岑卫国怕自己挡路,赶紧朝后面退了退,等保安将傅骁平稳放在地上,岑岁也恰好走到了岑卫国边上。
岑卫国在岑岁身上打量了两下。
“没什么事,我就先下去了。”
保安抹了抹额头上的汗水,岑岁忙对保安道了声谢,把傅骁接了过来。
“岁岁,这到底怎么回事,你怎么把人带回家来了?”
“爸爸,他发烧了,如果把他扔在外面不管,我怕他会出事。
等下我们在谈,先把他送回房间里吧。”
岑岁身体摇晃着,要靠扶着墙壁才能站稳。
岑卫国见状,便也不再发问,率先把门锁打开。
“进去吧。”
岑岁把人送到自己的房间,又在药箱里找到了退烧的药,替傅骁喂了后才出了房间。
此时时间已经接近晚上十点,岑卫国仍旧在客厅等着。
一见岑岁出来,不自觉皱起眉。
“忙活这么久,你自己都出了一身汗。你妈妈说过你暂时不能洗澡,但还是用热水去清洗一下吧,不然,傅骁的烧倒是退了,你自己病倒了,我可没办法给你妈交代。”

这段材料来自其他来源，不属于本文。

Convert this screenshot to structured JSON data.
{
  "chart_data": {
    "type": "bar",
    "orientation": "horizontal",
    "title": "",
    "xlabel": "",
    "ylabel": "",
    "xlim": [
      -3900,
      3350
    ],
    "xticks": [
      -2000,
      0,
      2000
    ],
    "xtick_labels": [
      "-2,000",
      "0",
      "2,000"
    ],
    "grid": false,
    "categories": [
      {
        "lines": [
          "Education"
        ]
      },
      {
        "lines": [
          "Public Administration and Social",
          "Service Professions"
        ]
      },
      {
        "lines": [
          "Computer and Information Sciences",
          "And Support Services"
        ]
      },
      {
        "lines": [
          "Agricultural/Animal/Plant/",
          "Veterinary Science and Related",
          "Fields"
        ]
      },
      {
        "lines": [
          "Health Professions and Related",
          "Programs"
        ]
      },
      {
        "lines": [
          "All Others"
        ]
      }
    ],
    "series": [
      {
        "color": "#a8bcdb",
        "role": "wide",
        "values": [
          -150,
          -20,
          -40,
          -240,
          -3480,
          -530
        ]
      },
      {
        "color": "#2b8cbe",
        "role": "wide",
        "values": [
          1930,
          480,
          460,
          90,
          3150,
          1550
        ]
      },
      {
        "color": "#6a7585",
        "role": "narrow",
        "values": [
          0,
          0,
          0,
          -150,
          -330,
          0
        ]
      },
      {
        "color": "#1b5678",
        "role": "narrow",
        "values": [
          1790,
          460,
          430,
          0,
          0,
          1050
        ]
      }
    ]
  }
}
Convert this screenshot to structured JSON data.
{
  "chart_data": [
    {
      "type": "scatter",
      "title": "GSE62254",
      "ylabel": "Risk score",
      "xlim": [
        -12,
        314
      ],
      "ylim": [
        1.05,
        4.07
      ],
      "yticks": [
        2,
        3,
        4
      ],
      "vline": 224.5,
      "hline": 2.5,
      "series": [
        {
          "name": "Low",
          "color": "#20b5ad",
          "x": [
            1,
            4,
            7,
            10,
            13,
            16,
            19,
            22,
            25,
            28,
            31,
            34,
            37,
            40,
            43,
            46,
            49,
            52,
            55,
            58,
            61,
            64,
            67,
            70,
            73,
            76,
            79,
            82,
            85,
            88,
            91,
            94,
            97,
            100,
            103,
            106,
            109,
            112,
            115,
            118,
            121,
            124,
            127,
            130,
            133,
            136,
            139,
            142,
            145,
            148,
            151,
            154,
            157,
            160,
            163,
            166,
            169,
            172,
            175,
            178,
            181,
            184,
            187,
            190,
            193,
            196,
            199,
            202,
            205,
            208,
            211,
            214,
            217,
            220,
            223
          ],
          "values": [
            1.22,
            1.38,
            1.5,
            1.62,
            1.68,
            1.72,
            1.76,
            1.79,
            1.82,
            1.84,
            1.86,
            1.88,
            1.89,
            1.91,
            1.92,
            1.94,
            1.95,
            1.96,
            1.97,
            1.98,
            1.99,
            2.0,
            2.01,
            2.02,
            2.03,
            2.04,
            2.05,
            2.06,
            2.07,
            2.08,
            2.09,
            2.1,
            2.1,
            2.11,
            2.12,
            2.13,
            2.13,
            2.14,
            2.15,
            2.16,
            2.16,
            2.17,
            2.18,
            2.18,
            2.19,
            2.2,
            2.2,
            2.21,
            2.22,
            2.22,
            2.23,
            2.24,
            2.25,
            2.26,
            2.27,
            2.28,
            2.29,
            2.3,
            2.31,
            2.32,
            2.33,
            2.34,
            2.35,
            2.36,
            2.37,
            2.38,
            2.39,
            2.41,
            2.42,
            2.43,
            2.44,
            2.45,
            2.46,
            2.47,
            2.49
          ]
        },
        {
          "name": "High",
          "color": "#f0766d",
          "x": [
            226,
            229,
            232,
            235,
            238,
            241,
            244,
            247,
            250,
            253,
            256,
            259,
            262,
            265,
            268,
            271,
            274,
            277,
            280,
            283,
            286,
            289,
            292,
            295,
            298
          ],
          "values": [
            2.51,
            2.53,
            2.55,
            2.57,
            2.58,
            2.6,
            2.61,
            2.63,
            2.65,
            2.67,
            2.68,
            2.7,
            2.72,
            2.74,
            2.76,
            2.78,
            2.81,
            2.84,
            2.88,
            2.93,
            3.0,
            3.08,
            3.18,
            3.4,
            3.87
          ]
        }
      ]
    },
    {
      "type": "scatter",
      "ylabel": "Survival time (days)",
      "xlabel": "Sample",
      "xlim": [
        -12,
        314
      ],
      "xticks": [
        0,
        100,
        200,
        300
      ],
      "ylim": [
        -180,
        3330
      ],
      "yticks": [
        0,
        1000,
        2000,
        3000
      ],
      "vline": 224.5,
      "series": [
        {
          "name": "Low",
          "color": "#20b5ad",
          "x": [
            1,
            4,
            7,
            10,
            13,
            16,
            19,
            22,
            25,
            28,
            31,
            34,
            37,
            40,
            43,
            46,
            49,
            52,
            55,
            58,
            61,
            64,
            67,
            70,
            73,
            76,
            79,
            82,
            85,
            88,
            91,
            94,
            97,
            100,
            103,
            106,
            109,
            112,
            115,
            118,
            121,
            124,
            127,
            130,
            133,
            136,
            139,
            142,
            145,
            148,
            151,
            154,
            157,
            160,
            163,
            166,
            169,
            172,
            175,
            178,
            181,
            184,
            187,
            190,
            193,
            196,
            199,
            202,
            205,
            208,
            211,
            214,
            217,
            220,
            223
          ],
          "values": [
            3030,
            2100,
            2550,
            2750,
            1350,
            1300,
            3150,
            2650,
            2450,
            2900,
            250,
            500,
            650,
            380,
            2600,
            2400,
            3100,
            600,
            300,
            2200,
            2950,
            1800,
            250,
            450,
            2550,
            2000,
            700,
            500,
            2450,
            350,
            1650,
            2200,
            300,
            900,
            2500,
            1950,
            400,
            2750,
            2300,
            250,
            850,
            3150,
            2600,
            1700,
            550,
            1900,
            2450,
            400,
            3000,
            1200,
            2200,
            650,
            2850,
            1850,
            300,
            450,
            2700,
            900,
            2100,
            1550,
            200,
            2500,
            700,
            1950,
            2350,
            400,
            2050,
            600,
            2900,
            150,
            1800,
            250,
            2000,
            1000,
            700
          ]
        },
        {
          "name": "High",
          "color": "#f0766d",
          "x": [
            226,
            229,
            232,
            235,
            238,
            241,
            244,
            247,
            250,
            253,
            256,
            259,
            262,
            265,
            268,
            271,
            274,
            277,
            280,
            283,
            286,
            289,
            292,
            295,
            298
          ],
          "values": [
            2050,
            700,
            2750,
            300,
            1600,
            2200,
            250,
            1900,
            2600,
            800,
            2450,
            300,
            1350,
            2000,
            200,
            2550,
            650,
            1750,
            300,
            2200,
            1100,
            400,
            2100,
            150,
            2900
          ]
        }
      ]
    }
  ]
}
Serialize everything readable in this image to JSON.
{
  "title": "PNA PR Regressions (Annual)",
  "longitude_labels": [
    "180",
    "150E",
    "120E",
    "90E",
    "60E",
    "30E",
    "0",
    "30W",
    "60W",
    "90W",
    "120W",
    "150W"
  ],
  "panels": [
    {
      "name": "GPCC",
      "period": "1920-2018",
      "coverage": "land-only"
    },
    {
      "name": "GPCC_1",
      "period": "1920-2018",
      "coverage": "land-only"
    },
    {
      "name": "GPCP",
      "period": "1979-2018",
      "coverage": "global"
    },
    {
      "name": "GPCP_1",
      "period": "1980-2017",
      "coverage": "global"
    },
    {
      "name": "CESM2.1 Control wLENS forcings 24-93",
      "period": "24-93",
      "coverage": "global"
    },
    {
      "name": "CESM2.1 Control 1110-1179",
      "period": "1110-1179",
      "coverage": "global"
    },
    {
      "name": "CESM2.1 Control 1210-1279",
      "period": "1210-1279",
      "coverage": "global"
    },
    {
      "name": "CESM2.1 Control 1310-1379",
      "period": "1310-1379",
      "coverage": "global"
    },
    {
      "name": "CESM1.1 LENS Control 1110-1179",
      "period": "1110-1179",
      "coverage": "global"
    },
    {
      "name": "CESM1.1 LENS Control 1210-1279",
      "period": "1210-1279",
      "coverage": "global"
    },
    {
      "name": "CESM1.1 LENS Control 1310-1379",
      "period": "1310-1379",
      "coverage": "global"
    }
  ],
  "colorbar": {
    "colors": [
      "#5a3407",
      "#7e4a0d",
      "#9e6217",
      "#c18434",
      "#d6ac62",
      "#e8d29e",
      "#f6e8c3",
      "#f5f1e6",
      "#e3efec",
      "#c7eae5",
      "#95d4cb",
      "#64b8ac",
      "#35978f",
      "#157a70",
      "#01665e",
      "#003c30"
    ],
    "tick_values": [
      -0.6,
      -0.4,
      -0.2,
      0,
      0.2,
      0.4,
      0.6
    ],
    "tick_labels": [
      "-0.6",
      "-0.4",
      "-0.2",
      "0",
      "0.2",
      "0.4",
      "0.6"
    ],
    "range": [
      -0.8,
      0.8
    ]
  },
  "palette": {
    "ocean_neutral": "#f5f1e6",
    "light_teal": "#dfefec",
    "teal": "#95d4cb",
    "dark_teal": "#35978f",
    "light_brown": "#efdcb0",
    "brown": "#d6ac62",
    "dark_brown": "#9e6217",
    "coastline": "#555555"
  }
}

岑岁从他这话里听出来点信息,扭头朝墙上挂着的钟表看过去。
确认了时间,她才意识到,高钰快要下班来了。她可不能让高钰看见她这副样子,不然等高钰发现傅骁在他们家,自己又因为照顾傅骁而累得满身是汗,又是一阵腥风血雨。
“那我先去洗漱一下,换身衣服。”
她先是回到房间拿了换洗衣物,随后去到了岑卫国与高钰房间里的浴室。
再出来,是半小时后了。
高钰也已经回来,正和岑卫国端坐在客厅里,等着岑岁出来。
“妈,您回来了。”
高钰冷哼一声,“你说你怎么想的,怎么把那个祸害搞到咱们家里来了!”
语气带着愤慨,分明是生岑岁的气了。
“他发烧在大街上躺着,你就非要去管,非要把这个事揽在自己身上,你是不是又犯糊涂了?”
高钰锤了一下大腿,“早知道,我就不应该给你爸爸打电话,省的你同情心作祟,把仇人救回自己的家。”